Zum Inhalt springen
Startseite » Akut- & Langzeitpflege / Pflegetechnik für die Pflegeassistenz » Kompetenz der Pflegeassistenz: Kontrakturprophylaxe

Kompetenz der Pflegeassistenz: Kontrakturprophylaxe

Aufbereiteter Lehrinhalt, Unterrichtsfächer: Grundzüge und Prinzipien der Akut- und Langzeitpflege inklusive Pflegetechnik & Bewegungslehre


Die Pflegeassistenz erhält durch gezielte Bewegungsförderung und Lagerungstechniken die Beweglichkeit der Patientinnen und Patienten. Die Kontrakturprophylaxe ist dabei ein wichtiger Bestandteil ihrer Arbeit. Ihre pflegerischen Maßnahmen helfen Patientinnen, ihre Mobilität zu erhalten und schmerzhafte Bewegungseinschränkungen zu vermeiden. Auch für die Fachsozialbetreuung ist ein fundiertes Wissen über das Risiko von Kontrakturen von großer Bedeutung. Sie begleiten Menschen mit psychischen, körperlichen oder geistigen Einschränkungen und fördern aktiv deren Mobilität, um das Risiko zu verringern. Die Diplom-Sozialbetreuung wiederum übernimmt eine koordinierende Funktion. Sie besitzt die Kompetenzen der interdisziplinären Planung, zu der auch die Kontrakturprophylaxe gehört.


15.05.2026

INFO: DIESES THEMA IST BESONDERS RELEVANT FÜR DIE KOMMISSIONELLE ABSCHLUSSPRÜFUNG!

Das muss die Pflegeassistenz wissen:
➤ Die Faktoren kennen, die die ABEDL „Sich bewegen“ beeinflussen.
➤ Die physiologischen Bewegungsmuster und ihre Veränderungen kennen.
➤ Umfassend Auskunft über Kontrakturprophylaxe geben.

Definition Kontraktur

lat. contrahere – zusammenziehen
Eine Kontraktur ist eine Bewegungseinschränkung eines Gelenks durch Verkürzung von Muskeln, Sehnen, Bändern und Versteifung der Gelenkkapseln. In vielen Fällen ist eine Kontraktur irreversibel.

Symptome einer Kontraktur

• Fehlstellung der betroffenen Extremitäten
• Zwangshaltung (Überbelastung, Unterbelastung)
• schmerzhafte Bewegungseinschränkung
• unharmonischer Bewegungsablauf
• verkürzte Sehnen und Bänder

Kontrakturen reduzieren die Lebensqualität von Personen erheblich!!!

Formen der Kontraktur

Es gibt verschiedene Formen der Kontraktur:

  • Streckkontraktur: vollständige Beugung nicht möglich.
  • Beugekontraktur: vollständige Streckung im Gelenk nicht möglich.
  • Spitzfußstellung: Ist eine Streckkontraktur. Entsteht durch das Eigengewicht des Fußes und den Auflagedruck der Bettdecke.
  • Adduktionskontraktur: Das Gelenk ist in Richtung Körpermitte (nach Innen) gezogen und kann nicht mehr seitlich abgespreizt werden.
  • Abduktionskontraktur: Das Gelenk abduziert vom Körper weg (nach Außen) und kann nicht mehr an den Körper herangeführt werden.
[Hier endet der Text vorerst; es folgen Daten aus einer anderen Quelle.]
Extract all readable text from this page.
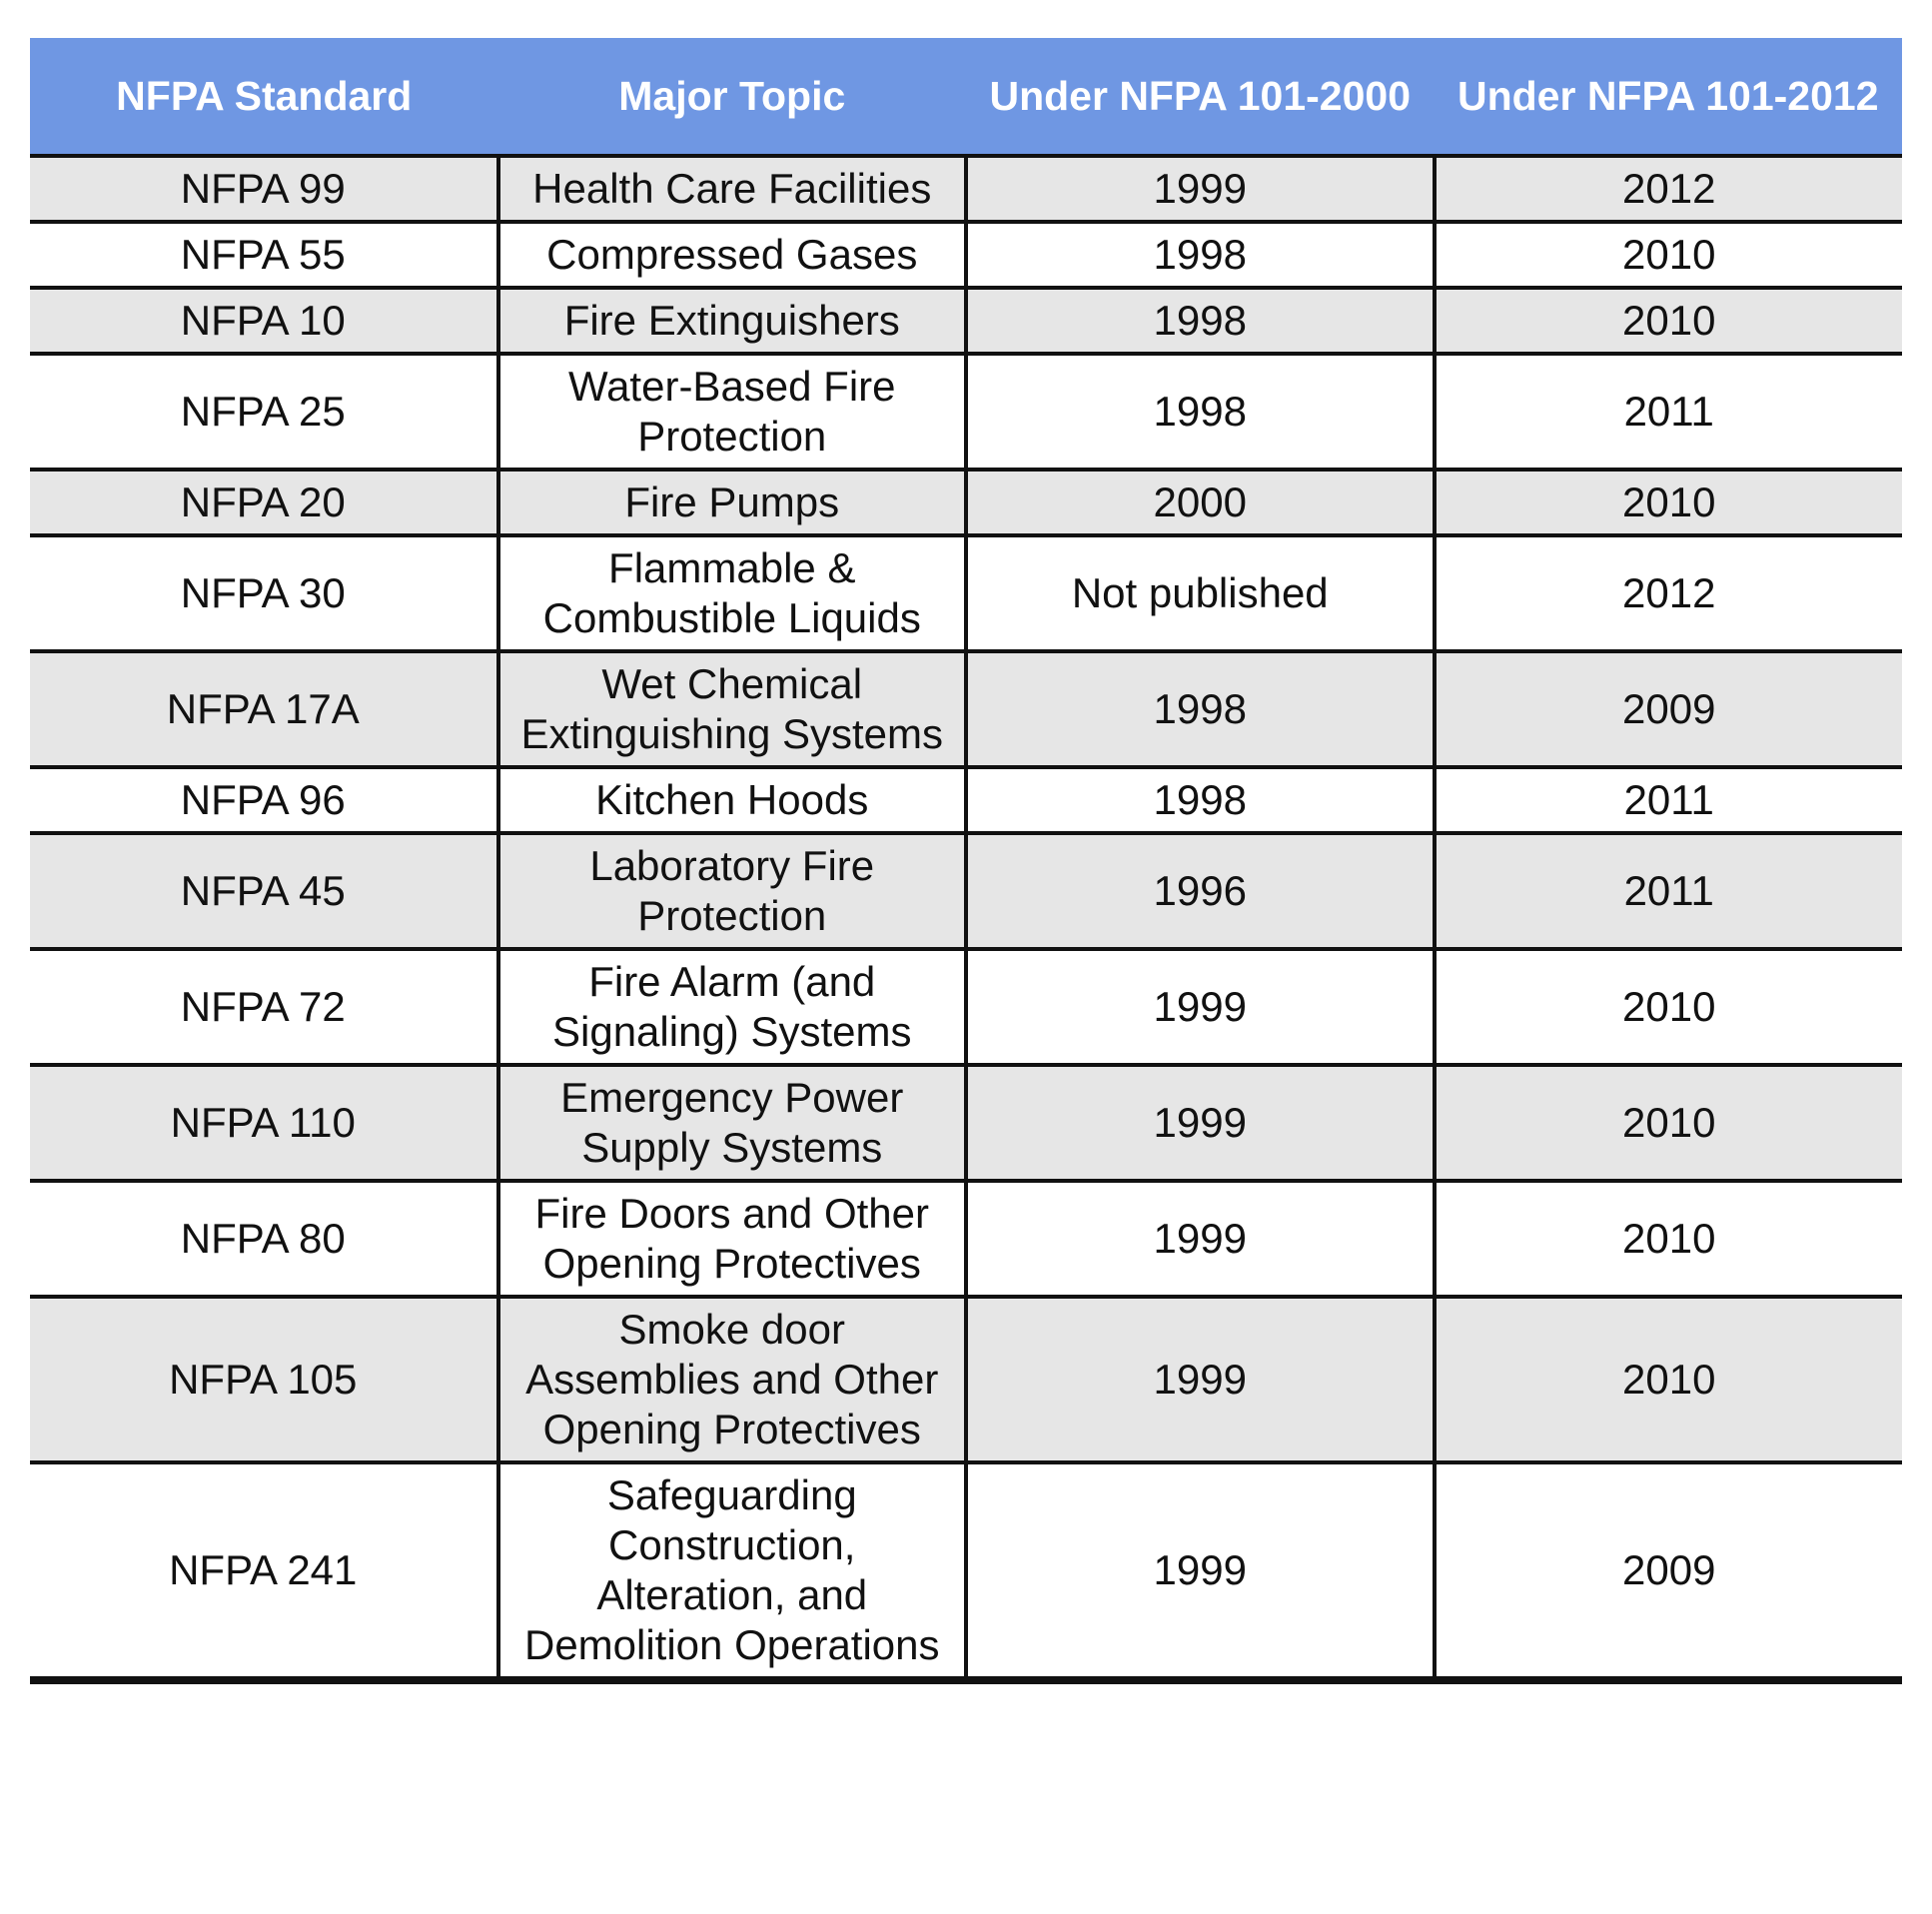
NFPA Standard	Major Topic	Under NFPA 101-2000	Under NFPA 101-2012
NFPA 99	Health Care Facilities	1999	2012
NFPA 55	Compressed Gases	1998	2010
NFPA 10	Fire Extinguishers	1998	2010
NFPA 25	Water-Based Fire Protection	1998	2011
NFPA 20	Fire Pumps	2000	2010
NFPA 30	Flammable & Combustible Liquids	Not published	2012
NFPA 17A	Wet Chemical Extinguishing Systems	1998	2009
NFPA 96	Kitchen Hoods	1998	2011
NFPA 45	Laboratory Fire Protection	1996	2011
NFPA 72	Fire Alarm (and Signaling) Systems	1999	2010
NFPA 110	Emergency Power Supply Systems	1999	2010
NFPA 80	Fire Doors and Other Opening Protectives	1999	2010
NFPA 105	Smoke door Assemblies and Other Opening Protectives	1999	2010
NFPA 241	Safeguarding Construction, Alteration, and Demolition Operations	1999	2009
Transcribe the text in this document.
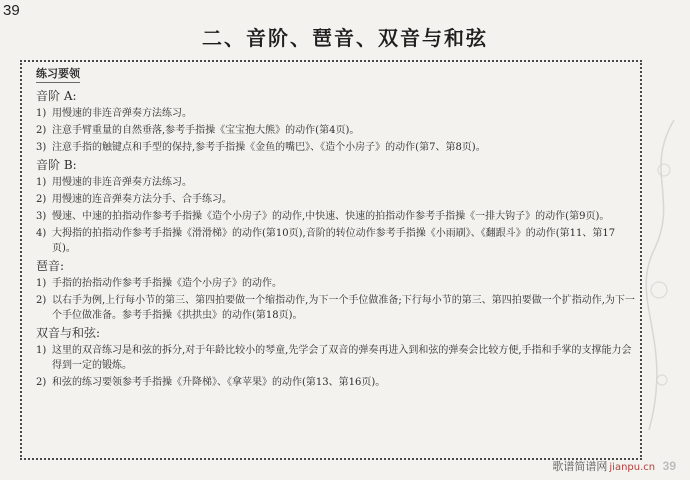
39
二、音阶、琶音、双音与和弦
练习要领
音阶 A:
1) 用慢速的非连音弹奏方法练习。
2) 注意手臂重量的自然垂落,参考手指操《宝宝抱大熊》的动作(第4页)。
3) 注意手指的触键点和手型的保持,参考手指操《金鱼的嘴巴》、《造个小房子》的动作(第7、第8页)。
音阶 B:
1) 用慢速的非连音弹奏方法练习。
2) 用慢速的连音弹奏方法分手、合手练习。
3) 慢速、中速的拍指动作参考手指操《造个小房子》的动作,中快速、快速的拍指动作参考手指操《一排大钩子》的动作(第9页)。
4) 大拇指的拍指动作参考手指操《滑滑梯》的动作(第10页),音阶的转位动作参考手指操《小雨刷》、《翻跟斗》的动作(第11、第17页)。
琶音:
1) 手指的抬指动作参考手指操《造个小房子》的动作。
2) 以右手为例,上行每小节的第三、第四拍要做一个缩指动作,为下一个手位做准备;下行每小节的第三、第四拍要做一个扩指动作,为下一个手位做准备。参考手指操《拱拱虫》的动作(第18页)。
双音与和弦:
1) 这里的双音练习是和弦的拆分,对于年龄比较小的琴童,先学会了双音的弹奏再进入到和弦的弹奏会比较方便,手指和手掌的支撑能力会得到一定的锻炼。
2) 和弦的练习要领参考手指操《升降梯》、《拿苹果》的动作(第13、第16页)。
歌谱简谱网 jianpu.cn 39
Die häufigste Kontraktur ist der Spitzfuß.

Ursachen für Kontrakturen

• Immobilität und Bettlägerigkeit
• Pflege- und Behandlungsfehler (z.B nicht fachgerecht positioniert bzw. mobilisiert)
• als Folge von Lähmungen (neurogene Kontrakturen)
• durch Schonhaltung (z.B. chronische Schmerzen)
• als Folge von Gelenkdeformation (z.B. bei Arthrose, Arthritis, Gicht, Rheuma)
• angeborene Fehlbildungen (körperliche Behinderungen)
• im Rahmen psychischer Erkrankungen (durch Muskelanspannung oder langanhaltende Fehlhaltungen, z.B. Katatonie, schizophrene Psychosen, Angststörungen, somatoforme Schmerzstörungen wie chronische Schonhaltung, demenzielle Erkrankungen)
• als Folge großflächiger Narben (z.B. schwere Verbrennungen)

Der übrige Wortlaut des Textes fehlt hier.